Urve der ki: “Öyle ise, yemin olsun, onlar kesinlikle bildiler ki, kavimleri kendilerini tekzib etmiştir, (böyle okununca) “tekzib edildikleri zannına düştüler” diye bir mana verme ihtimali kalmaz” dedim. Hz. Aişe: “Ey Urvecik, öyledir. Peygamberler bu hususta kesin kanaate vardılar!” dedi. Ben tekrar: “Ama ayet belki de “küzibû” diye okunmalı” dedim. Cevaben: “Allah korusun, peygamberler, Rableri hakkında böyle bir zanna düşmezler” dedi.
Ben tekrar: “Bu ayet nedir? (kimlerden bahsediyor?)” diye sordum.

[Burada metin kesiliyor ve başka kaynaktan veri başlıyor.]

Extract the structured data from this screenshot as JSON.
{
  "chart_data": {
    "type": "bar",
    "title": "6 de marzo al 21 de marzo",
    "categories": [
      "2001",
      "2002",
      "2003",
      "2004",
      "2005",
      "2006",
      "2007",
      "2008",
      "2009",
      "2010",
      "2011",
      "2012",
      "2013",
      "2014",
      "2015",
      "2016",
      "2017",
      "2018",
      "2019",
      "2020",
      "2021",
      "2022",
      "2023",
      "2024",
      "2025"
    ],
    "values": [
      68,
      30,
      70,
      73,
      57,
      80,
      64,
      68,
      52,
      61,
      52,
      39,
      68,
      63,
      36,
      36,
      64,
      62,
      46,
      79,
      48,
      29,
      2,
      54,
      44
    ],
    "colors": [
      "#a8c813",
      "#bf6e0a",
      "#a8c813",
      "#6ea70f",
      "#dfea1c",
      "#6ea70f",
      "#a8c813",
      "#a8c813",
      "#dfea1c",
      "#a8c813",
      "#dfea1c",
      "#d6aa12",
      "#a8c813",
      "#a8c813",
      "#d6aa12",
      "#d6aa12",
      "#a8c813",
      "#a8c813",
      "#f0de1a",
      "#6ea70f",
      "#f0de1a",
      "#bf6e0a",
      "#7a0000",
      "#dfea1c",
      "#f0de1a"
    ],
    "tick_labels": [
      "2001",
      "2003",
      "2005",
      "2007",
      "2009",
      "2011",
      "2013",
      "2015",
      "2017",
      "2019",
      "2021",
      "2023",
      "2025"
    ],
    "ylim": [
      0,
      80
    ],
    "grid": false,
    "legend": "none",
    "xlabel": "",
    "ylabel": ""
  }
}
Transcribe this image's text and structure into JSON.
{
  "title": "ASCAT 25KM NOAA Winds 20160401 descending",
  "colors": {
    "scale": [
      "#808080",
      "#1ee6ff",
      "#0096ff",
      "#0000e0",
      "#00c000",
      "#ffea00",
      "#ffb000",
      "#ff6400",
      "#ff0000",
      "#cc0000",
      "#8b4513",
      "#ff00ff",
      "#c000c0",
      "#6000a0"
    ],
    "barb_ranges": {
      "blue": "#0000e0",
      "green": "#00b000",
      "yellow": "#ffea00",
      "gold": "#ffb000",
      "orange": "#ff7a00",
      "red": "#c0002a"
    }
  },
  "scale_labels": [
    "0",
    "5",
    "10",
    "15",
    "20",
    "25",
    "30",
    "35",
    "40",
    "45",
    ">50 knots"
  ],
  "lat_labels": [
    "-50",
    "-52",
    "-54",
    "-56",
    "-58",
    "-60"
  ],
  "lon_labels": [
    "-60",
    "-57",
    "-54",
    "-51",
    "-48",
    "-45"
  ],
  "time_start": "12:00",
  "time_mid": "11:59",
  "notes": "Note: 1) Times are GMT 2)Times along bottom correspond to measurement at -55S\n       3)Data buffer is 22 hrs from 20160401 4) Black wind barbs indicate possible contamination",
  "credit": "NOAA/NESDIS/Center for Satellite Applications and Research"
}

Cevaben: “Onlar peygamberlerin kendilerine tabi olan adamlarıdır, bu kimseler Rablerine inanmış, peygamberlerini de tasdik etmişlerdir. Ancak maruz kaldıkları bela uzamış, Allah’tan onlara gelecek yardım da gecikmiştir. O kadar ki, kavimlerinden kendilerini tekzib edenler sebebiyle peygamberler ümidlerini kestikleri ve artık etbalarının kendilerini tekzib ettiği zannına düştükleri bir anda Allah’ın yardımı onlara ulaşmıştır. (İşte ayet-i kerimede bu durumdaki peygamberler ve onların etbaları kastedilmektedir.)”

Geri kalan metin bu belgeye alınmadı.